Carnets de voyages

Le Tour du Monde d'Ophély:5 continents traversés,20 pays explorés… Découvrez dans cette chronique Carnet de Voyage le périple d'une voyageuse passionnée,qui vous entraîne dans des contrées hors des sentiers battus pour un parcours initiatique peu commun !




Chili-3Bien que l’expérience que j’ai choisi de vous relater soit celle de l’île de Pâques, je ne peux que débuter ce récit par une pensée chaleureuse pour les Chiliens continentaux, notamment ceux de Santiago et de la région centrale, qui ont vécu un terrible tremblement de terre dans la nuit du 27 février. J’ai eu la chance de quitter le continent quelques heures à peine avant l’effondrement du terminal de l’aéroport et je tenais à leur tirer mon chapeau quand à leur réactivité qui, tout juste cinq jours plus tard, leur permettait de gérer d’une main de maître le trafic aéroportuaire dans des conditions plus que difficiles. Courage !
 
Revenons à ce petit bout d’île de 166 km², l’un des territoires habités les plus isolés au monde et réputé pour sa mysticité. Qui n’a pas entendu parler de ces mystérieux « moai », immenses statues de pierre aux nez aquilins, aux pommettes saillantes et au couvre-chef reconnaissable entre mille ? Depuis très longtemps fascinée par cette culture ancestrale, j’ai foulé cette terre prête à être submergée par l’esprit « Rapa Nui ». Et plus qu’à travers son succulent « curanto polynésien » ou ses danses sportives qui mettent en exergue les corps athlétiques et métissés, il s’est fait ressentir progressivement à travers toute l’île, au détour de chaque chemin, de chaque sentier que j’ai parcouru à pied, à scooter, en 4×4.

Dès la sortie du village, je suis restée bouche bée. Même si à l’admiration se mêlait une étrange indifférence (il faut dire qu’avec tous les reportages visualisés sur ces créatures de pierres, elles faisaient presque partie de mon quotidien), prendre la mesure de leur taille… pour de vrai… m’a estomaqué. Je me suis sentie bien petite ! Ainsi, chaque jour, je suis allée à la rencontre de ces centaines de « moai ». Bien qu’ayant dû essuyer la tristesse de voir la majorité à terre, cassée, délaissée (des guerres intestines ayant eu raison de ces représentants de la « mana » (force) de chaque clan), la restauration de certains « ahu » (plateforme sur laquelle sont dressés les « moai ») m’ont aisément permis de divaguer quant aux cérémonies qui s’y déroulaient autrefois. Quelle vision extraordinaire que ces statues tournées vers le centre de l’île pour protéger les leurs. 7, 8, 15… ces enfilades de géants de pierre sur fond d’océan paraissent hors du temps ! Mon escapade à la « nurserie » me laisse d’ailleurs encore pensive… Il est clair que si cette entreprise avait atteint son but, l’île aurait été entièrement entourée de gardiens rocheux. Un véritable armée de pierre ! Et comme si le décor de l’île elle-même ne m’avait pas suffit, la pleine lune et le soleil se sont joints à moi pour des levers et couchers purement et simplement fantastiques !
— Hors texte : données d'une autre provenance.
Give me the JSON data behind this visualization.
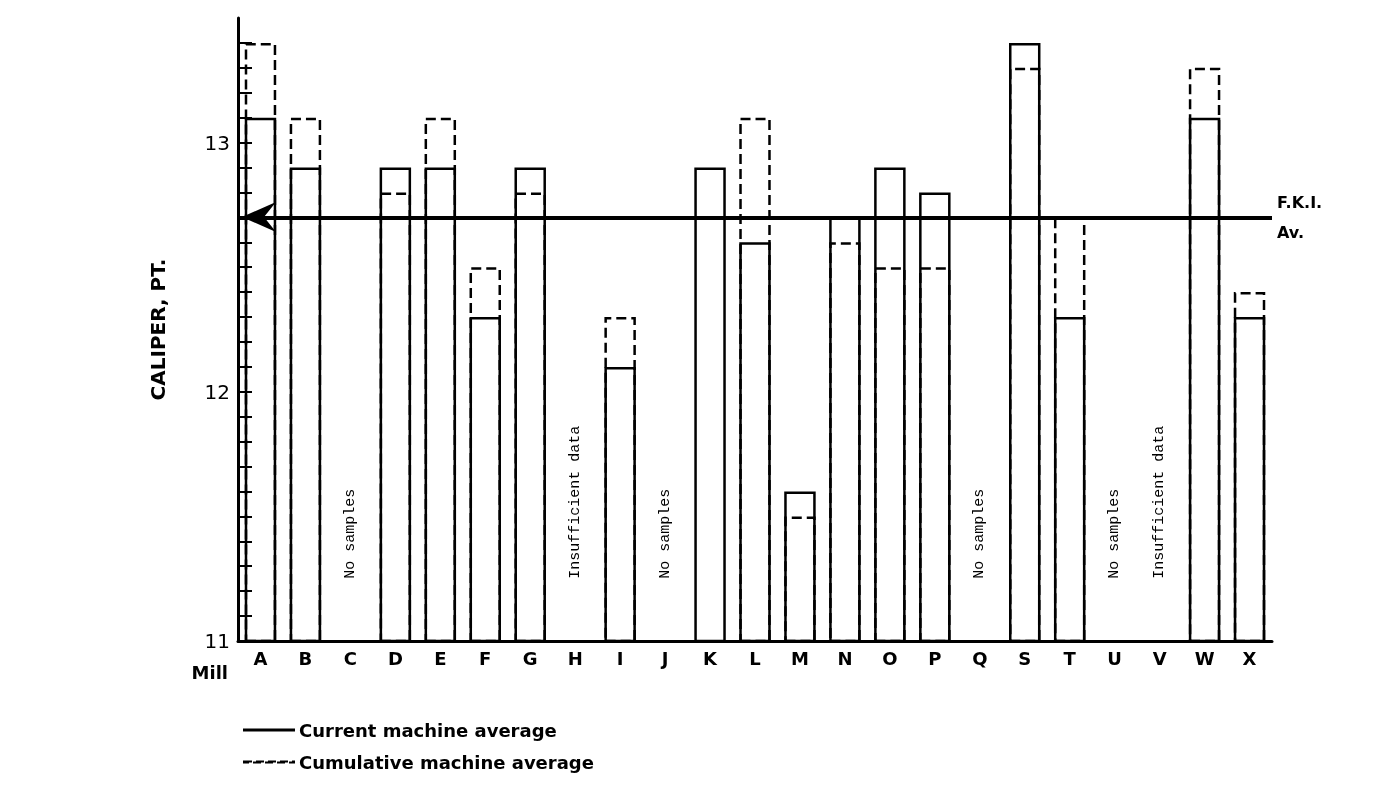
{
  "chart_data": {
    "type": "bar",
    "xlabel": "Mill",
    "ylabel": "CALIPER, PT.",
    "categories": [
      "A",
      "B",
      "C",
      "D",
      "E",
      "F",
      "G",
      "H",
      "I",
      "J",
      "K",
      "L",
      "M",
      "N",
      "O",
      "P",
      "Q",
      "S",
      "T",
      "U",
      "V",
      "W",
      "X"
    ],
    "series": [
      {
        "name": "Current machine average",
        "color": "#000000",
        "line_style": "solid",
        "values": [
          13.1,
          12.9,
          null,
          12.9,
          12.9,
          12.3,
          12.9,
          null,
          12.1,
          null,
          12.9,
          12.6,
          11.6,
          12.7,
          12.9,
          12.8,
          null,
          13.4,
          12.3,
          null,
          null,
          13.1,
          12.3
        ]
      },
      {
        "name": "Cumulative machine average",
        "color": "#000000",
        "line_style": "dashed",
        "values": [
          13.4,
          13.1,
          null,
          12.8,
          13.1,
          12.5,
          12.8,
          null,
          12.3,
          null,
          null,
          13.1,
          11.5,
          12.6,
          12.5,
          12.5,
          null,
          13.3,
          12.7,
          null,
          null,
          13.3,
          12.4
        ]
      }
    ],
    "ylim": [
      11,
      13.5
    ],
    "yticks": [
      11,
      {
        "value": 11.1,
        "label": null
      },
      {
        "value": 11.2,
        "label": null
      },
      {
        "value": 11.3,
        "label": null
      },
      {
        "value": 11.4,
        "label": null
      },
      {
        "value": 11.5,
        "label": null
      },
      {
        "value": 11.6,
        "label": null
      },
      {
        "value": 11.7,
        "label": null
      },
      {
        "value": 11.8,
        "label": null
      },
      {
        "value": 11.9,
        "label": null
      },
      12,
      {
        "value": 12.1,
        "label": null
      },
      {
        "value": 12.2,
        "label": null
      },
      {
        "value": 12.3,
        "label": null
      },
      {
        "value": 12.4,
        "label": null
      },
      {
        "value": 12.5,
        "label": null
      },
      {
        "value": 12.6,
        "label": null
      },
      {
        "value": 12.7,
        "label": null
      },
      {
        "value": 12.8,
        "label": null
      },
      {
        "value": 12.9,
        "label": null
      },
      13,
      {
        "value": 13.1,
        "label": null
      },
      {
        "value": 13.2,
        "label": null
      },
      {
        "value": 13.3,
        "label": null
      },
      {
        "value": 13.4,
        "label": null
      }
    ],
    "ref_lines": [
      {
        "axis": "y",
        "value": 12.7,
        "label": "F.K.I.\nAv.",
        "color": "#000000",
        "line_style": "solid"
      }
    ],
    "annotations": [
      "No samples",
      "Insufficient data",
      "No samples",
      "No samples",
      "No samples",
      "Insufficient data"
    ],
    "grid": false,
    "legend": "bottom left"
  }
}
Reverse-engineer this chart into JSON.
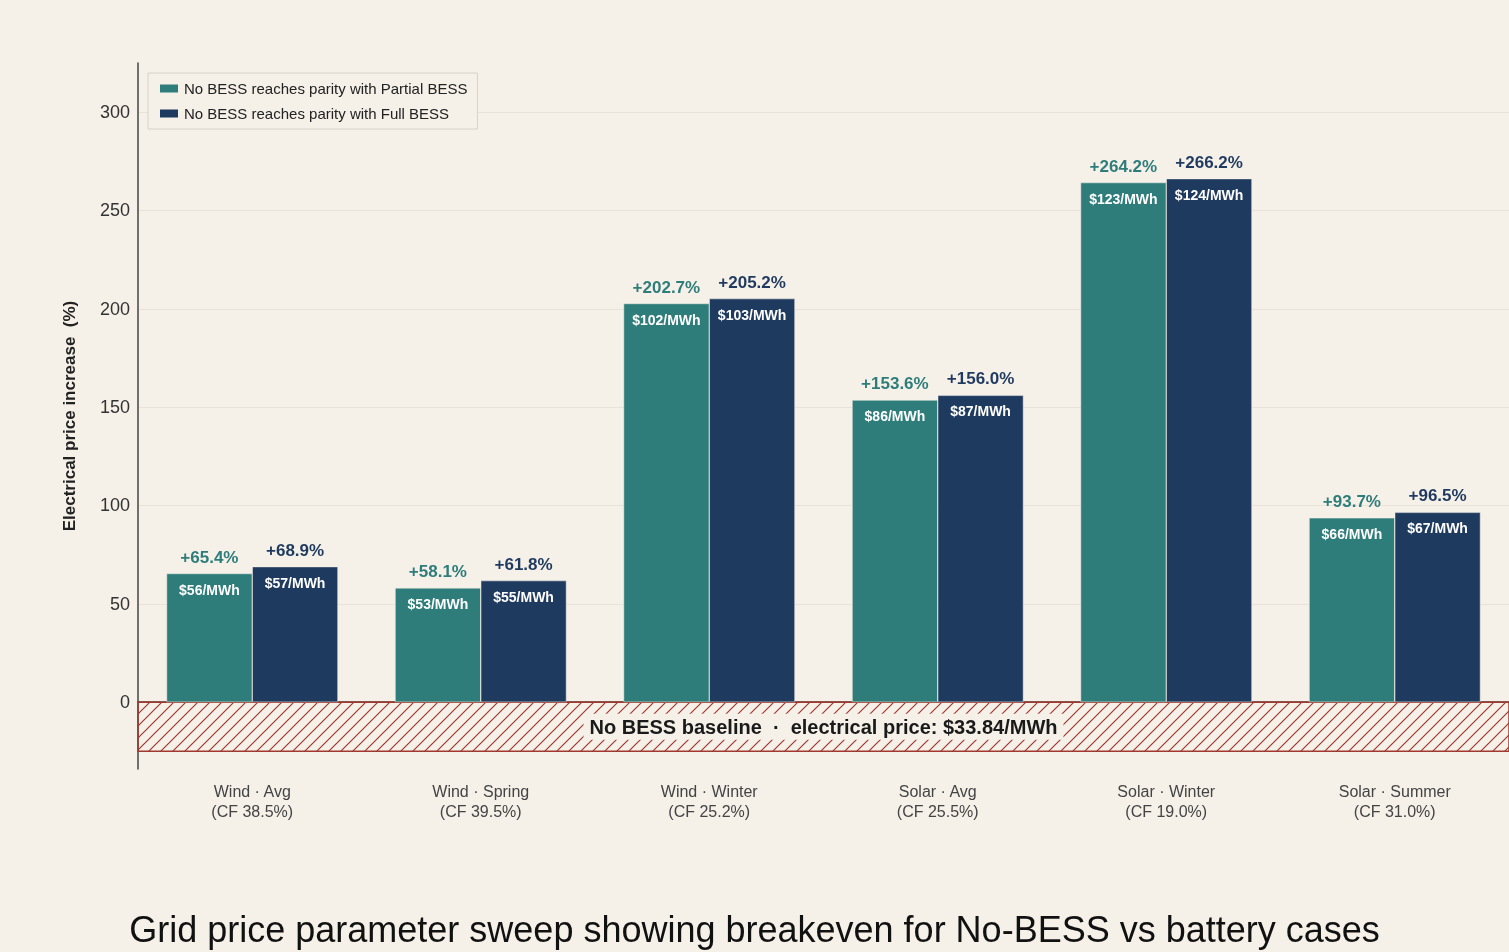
{
  "chart_data": {
    "type": "bar",
    "title": "Grid price parameter sweep showing breakeven for No-BESS vs battery cases",
    "ylabel": "Electrical price increase  (%)",
    "categories": [
      "Wind · Avg\n(CF 38.5%)",
      "Wind · Spring\n(CF 39.5%)",
      "Wind · Winter\n(CF 25.2%)",
      "Solar · Avg\n(CF 25.5%)",
      "Solar · Winter\n(CF 19.0%)",
      "Solar · Summer\n(CF 31.0%)"
    ],
    "series": [
      {
        "name": "No BESS reaches parity with Partial BESS",
        "color": "#2e7d7a",
        "values": [
          65.4,
          58.1,
          202.7,
          153.6,
          264.2,
          93.7
        ],
        "value_labels": [
          "+65.4%",
          "+58.1%",
          "+202.7%",
          "+153.6%",
          "+264.2%",
          "+93.7%"
        ]
      },
      {
        "name": "No BESS reaches parity with Full BESS",
        "color": "#1f3a5f",
        "values": [
          68.9,
          61.8,
          205.2,
          156.0,
          266.2,
          96.5
        ],
        "value_labels": [
          "+68.9%",
          "+61.8%",
          "+205.2%",
          "+156.0%",
          "+266.2%",
          "+96.5%"
        ]
      }
    ],
    "annotations": [
      {
        "text": "$56/MWh",
        "x": "Wind · Avg\n(CF 38.5%)",
        "y": 65.4
      },
      {
        "text": "$57/MWh",
        "x": "Wind · Avg\n(CF 38.5%)",
        "y": 68.9
      },
      {
        "text": "$53/MWh",
        "x": "Wind · Spring\n(CF 39.5%)",
        "y": 58.1
      },
      {
        "text": "$55/MWh",
        "x": "Wind · Spring\n(CF 39.5%)",
        "y": 61.8
      },
      {
        "text": "$102/MWh",
        "x": "Wind · Winter\n(CF 25.2%)",
        "y": 202.7
      },
      {
        "text": "$103/MWh",
        "x": "Wind · Winter\n(CF 25.2%)",
        "y": 205.2
      },
      {
        "text": "$86/MWh",
        "x": "Solar · Avg\n(CF 25.5%)",
        "y": 153.6
      },
      {
        "text": "$87/MWh",
        "x": "Solar · Avg\n(CF 25.5%)",
        "y": 156.0
      },
      {
        "text": "$123/MWh",
        "x": "Solar · Winter\n(CF 19.0%)",
        "y": 264.2
      },
      {
        "text": "$124/MWh",
        "x": "Solar · Winter\n(CF 19.0%)",
        "y": 266.2
      },
      {
        "text": "$66/MWh",
        "x": "Solar · Summer\n(CF 31.0%)",
        "y": 93.7
      },
      {
        "text": "$67/MWh",
        "x": "Solar · Summer\n(CF 31.0%)",
        "y": 96.5
      }
    ],
    "bands": [
      {
        "axis": "y",
        "from": -25,
        "to": 0,
        "label": "No BESS baseline  ·  electrical price: $33.84/MWh",
        "color": "#a0392f"
      }
    ],
    "ylim": [
      -34,
      325
    ],
    "yticks": [
      0,
      50,
      100,
      150,
      200,
      250,
      300
    ],
    "grid": "y",
    "legend": "top left"
  }
}
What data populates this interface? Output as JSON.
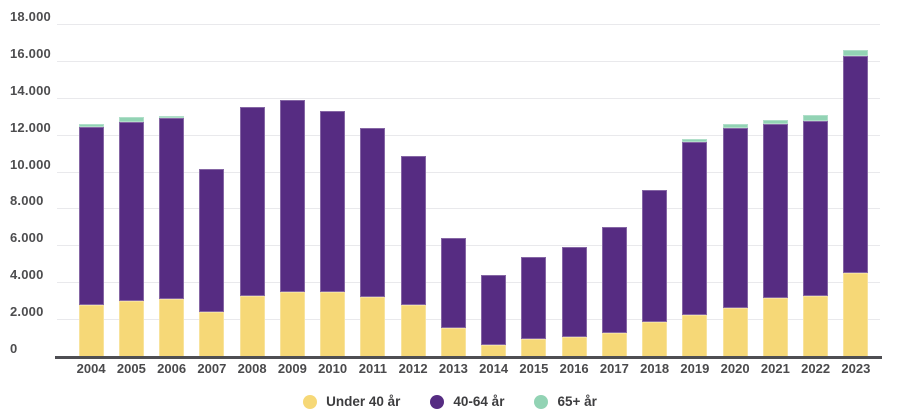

Avant de quitter les lieux, je voulais m’offrir un dernier souvenir inoubliable et ma rencontre avec un local sur les abords de Tongariki, l’un des plus beaux sites de l’île avec un alignement parfait de 15 « moais » m’a plus que ravie. Gardien des lieux, le Rapa Nui m’a très vite invitée à venir camper avec lui et une de ses amies. Leur amenant par la même occasion les dernières nouvelles du village au sujet du référendum sur l’expédition d’un « moai » en France et en Italie (il y aurait des arrangements financiers pour la construction d’un hôtel 5* en échange de l’envoi), j’ai été reçue comme une reine… café, pastèque, espace sous la bâche tendue servant de tente collective… Une fabuleuse nuit de discussion et de partage.